Traditional Culture Encyclopedia - Traditional customs - What are the differences and connections between cost, demand and competition-oriented pricing methods?

What are the differences and connections between cost, demand and competition-oriented pricing methods?

The first and most basic pricing method-cost-oriented pricing method, also known as accounting pricing method.

Method is a pricing method based on the unit cost of products to set the most favorable price for enterprises. It is the first method to be considered in enterprise pricing. Cost is the actual consumption in the production and operation of an enterprise, which objectively requires compensation by selling goods in order to obtain income greater than its expenditure, and the excess is manifested as enterprise profit. As the most commonly used and basic pricing method for Chinese and foreign enterprises. Its advantages are obvious: the calculation method is simple and easy, and the data is easy to obtain. It can ensure that all the costs of the enterprise are compensated and normal profits are obtained. Conducive to maintaining price stability. When the demand increases,

The product price will not increase, but the fixed bonus can make the enterprise get higher profits. Enterprises in the same industry can reduce or avoid price competition as long as the bonus ratio is close and the set price is close. It is fair to both buyers and sellers, the seller can get normal profits, and the buyer will not feel extra exploitation. It is widely used in leasing, construction, service, scientific research project investment and wholesale and retail enterprises. At the same time, many enterprises take the price set in this way as a reference. Of course, no matter how perfect the method is, there will be some shortcomings due to various factors such as market changes. The main disadvantages are as follows: as a seller-oriented pricing method, it ignores the change of product demand elasticity and cannot adapt to the rapidly changing market requirements. Ignoring the change of product life cycle and lacking due competitiveness are not conducive to enterprises to participate in competition. It is not conducive to enterprises to reduce product costs, easy to cover up abnormal operating expenses, and not conducive to enterprises to improve efficiency. Price is a subjective forecast based on sales volume, which reduces the scientificity of price setting.

Second, the competition-oriented pricing method, popularly speaking, is to price according to the price of competitors-it can be the same, it can be high or low. The price adjustment mainly depends on whether the competitors change, and pricing with the market.

This method mainly considers the competitiveness of product prices in the market. With the pricing and market analysis made by competitors, it is conducive to stand out in a completely competitive market. However, this method pays too much attention to price competition, easily ignores the competitive advantages that other marketing combinations may cause product differentiation, easily causes competitors to retaliate, leads to vicious price reduction competition, and makes the company unprofitable. However, in fact, it is impossible to accurately estimate the price changes of competitors.

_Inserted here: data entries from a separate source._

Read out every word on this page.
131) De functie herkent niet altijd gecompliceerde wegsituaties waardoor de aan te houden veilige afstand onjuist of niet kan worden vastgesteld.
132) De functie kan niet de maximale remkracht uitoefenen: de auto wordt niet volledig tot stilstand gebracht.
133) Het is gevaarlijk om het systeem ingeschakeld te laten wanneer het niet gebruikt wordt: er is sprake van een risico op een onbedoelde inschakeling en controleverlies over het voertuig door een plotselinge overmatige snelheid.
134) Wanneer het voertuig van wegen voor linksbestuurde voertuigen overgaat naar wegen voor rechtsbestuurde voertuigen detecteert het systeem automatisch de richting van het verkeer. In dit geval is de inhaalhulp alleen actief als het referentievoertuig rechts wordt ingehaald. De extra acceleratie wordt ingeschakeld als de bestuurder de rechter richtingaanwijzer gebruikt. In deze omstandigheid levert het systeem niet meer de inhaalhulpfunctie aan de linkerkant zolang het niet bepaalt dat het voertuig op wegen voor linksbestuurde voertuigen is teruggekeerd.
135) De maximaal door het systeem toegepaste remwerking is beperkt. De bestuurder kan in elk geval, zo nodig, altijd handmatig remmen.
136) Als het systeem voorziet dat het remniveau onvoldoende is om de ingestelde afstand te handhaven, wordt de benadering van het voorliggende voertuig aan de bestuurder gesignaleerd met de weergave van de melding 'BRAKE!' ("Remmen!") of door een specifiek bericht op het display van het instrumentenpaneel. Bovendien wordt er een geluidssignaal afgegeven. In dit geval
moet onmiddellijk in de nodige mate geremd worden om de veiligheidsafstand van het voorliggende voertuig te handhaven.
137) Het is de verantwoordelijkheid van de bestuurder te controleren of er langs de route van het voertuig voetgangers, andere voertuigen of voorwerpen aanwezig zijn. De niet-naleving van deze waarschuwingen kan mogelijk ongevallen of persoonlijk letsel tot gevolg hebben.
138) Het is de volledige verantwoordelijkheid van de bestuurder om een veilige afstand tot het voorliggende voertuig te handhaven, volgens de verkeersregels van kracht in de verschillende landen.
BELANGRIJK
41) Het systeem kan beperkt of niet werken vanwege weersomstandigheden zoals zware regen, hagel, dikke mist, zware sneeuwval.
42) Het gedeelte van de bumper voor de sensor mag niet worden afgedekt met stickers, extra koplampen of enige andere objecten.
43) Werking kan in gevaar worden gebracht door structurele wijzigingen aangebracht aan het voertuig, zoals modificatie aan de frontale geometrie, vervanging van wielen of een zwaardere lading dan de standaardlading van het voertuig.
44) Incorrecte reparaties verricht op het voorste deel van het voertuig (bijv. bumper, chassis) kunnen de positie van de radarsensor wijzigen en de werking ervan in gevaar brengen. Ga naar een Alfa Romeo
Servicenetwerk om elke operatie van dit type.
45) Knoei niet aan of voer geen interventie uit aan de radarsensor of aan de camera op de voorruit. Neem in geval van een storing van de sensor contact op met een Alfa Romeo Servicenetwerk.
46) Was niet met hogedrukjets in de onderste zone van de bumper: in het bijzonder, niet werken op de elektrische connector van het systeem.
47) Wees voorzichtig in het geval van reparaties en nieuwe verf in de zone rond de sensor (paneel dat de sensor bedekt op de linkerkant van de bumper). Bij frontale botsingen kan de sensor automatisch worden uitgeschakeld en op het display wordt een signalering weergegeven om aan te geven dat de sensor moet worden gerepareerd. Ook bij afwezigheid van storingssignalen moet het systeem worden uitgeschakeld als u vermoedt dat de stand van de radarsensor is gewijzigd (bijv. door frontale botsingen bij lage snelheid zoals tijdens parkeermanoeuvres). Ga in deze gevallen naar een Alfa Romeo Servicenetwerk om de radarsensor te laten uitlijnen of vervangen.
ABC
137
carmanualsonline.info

Third, customer-oriented pricing method, also known as demand-oriented pricing method and market-oriented pricing method, refers to a pricing method in which enterprises determine product prices according to market demand and different reactions of consumers. Customer-oriented pricing method makes flexible and effective use of price differences. For the same product with the same average cost, the price changes with the change of market demand, which better adapts to the market economy. However, this method needs to determine the consumer's perception value of different products, which is difficult to measure and time-consuming and laborious.

Conclusion:

Cost-oriented pricing, competition-oriented pricing and demand-oriented pricing are quite different in simplicity, risk, speculation and upfront investment. But everyone has his own value and applies to different commodities. In the realistic market economy, we can't stick to one pricing method. We should combine the actual situation and adopt a variety of complementary pricing methods to better adapt to the market.